IDEAN   23403
INSTITUTO DE ESTUDIOS ANDINOS "DON PABLO GROEBER"
Unidad Ejecutora - UE
artículos
Título:
Change in the pattern of crustal seismicity at the Southern Central Andes from a local seismic network
Autor/es:
FOLGUERA, ANDRÉS; TRIEP, ENRIQUE G.; GÍMENEZ, MARIO; NACIF, ANDRÉS; NACIF, SILVINA; ÁLVAREZ, ORLANDO; LUPARI, MARIANELA
Revista:
TECTONOPHYSICS
Editorial:
ELSEVIER SCIENCE BV
Referencias:
Año: 2017 vol. 708 p. 56 - 69
ISSN:
0040-1951
Resumen:
Shallow seismicity in the Southern Central Andes is associated with interplate earthquakes due to the subduction of the Nazca plate beneath the South American plate and neotectonic activity, mainly located in the retro-arc region. However, this pattern changes drastically south of 34°S within the transition zone at the Southern Central Andes where crustal seismicity associated with mountain-building processes concentrates at the fore-arc and intra-arc region. In order to define more accurately this transition we used data from a high density-seismic network over the Chilean fore-arc and axial Andean sector (~ 33?34.5°S).

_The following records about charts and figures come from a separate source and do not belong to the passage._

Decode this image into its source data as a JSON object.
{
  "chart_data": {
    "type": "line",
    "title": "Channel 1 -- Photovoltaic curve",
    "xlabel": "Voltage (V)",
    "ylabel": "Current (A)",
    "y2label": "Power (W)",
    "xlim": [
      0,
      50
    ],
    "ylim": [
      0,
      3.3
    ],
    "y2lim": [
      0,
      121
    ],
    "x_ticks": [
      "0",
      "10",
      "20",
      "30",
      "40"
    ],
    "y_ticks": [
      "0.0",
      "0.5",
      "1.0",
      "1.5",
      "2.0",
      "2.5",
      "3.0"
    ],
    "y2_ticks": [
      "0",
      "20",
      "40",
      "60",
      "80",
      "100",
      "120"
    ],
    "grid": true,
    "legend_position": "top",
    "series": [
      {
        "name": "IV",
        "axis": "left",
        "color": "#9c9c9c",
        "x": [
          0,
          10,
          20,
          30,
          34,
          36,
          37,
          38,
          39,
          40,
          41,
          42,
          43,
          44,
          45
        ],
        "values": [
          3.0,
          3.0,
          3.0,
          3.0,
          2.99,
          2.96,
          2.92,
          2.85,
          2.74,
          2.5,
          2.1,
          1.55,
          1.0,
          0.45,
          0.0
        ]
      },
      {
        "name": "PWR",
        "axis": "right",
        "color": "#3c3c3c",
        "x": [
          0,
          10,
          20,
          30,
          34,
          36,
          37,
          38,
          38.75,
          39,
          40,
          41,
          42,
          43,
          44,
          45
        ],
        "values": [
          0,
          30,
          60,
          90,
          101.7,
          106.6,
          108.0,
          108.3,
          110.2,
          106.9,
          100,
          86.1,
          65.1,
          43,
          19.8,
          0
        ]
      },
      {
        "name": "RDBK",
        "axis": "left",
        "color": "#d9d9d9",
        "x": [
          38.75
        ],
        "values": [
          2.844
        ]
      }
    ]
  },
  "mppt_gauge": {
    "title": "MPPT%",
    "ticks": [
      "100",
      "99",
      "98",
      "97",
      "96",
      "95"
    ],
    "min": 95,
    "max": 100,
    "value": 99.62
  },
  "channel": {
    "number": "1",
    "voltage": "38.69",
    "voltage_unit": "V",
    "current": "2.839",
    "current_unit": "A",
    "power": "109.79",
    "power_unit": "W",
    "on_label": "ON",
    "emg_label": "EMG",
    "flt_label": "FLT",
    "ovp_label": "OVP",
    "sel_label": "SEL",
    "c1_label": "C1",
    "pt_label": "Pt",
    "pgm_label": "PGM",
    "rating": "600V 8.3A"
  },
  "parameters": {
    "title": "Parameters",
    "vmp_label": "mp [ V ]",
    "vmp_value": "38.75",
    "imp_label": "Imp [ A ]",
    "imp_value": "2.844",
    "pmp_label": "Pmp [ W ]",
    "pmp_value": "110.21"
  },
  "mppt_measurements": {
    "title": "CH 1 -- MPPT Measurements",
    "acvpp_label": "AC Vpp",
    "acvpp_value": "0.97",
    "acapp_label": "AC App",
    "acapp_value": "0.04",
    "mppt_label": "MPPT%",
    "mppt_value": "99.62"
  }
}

We obtained a constraint data set of 77 seismic events located mostly in the Principal Cordillera western flank in the first 10 km of the upper crust. This cluster implies an abrupt change in the pattern of seismicity at the Southern Central Andes with a set of structures in the fore-arc and intra-arc accommodating shortening. This change in the locus of crustal seismicity and particularly its location on the fore-arc and intra-arc south of 34°S is discussed on the light of different hypotheses among which changes in the precipitation pattern and erosion along the Andes were favored. Focalized erosion associated with direction of prevailing Pacific winds south of ~ 34°S could determine subcritical conditions that could be adjusted by out-of-sequence deformation causing crustal earthquakes in the fore-arc region, becoming the retro-arc zone nearly fossilized from a deformational point of view. Additionally, trench sediments associated with this change in the precipitation pattern could also favor decoupling of the subduction zone inhibiting retro-arc seismicity, although it does not explain activation of fore-arc structures south of 34°S and their absence north of this latitude. Finally, inhomogeneous distribution of seismicity through the fore-arc zone south of 34°S is discussed on the light of variable elastic thicknesses.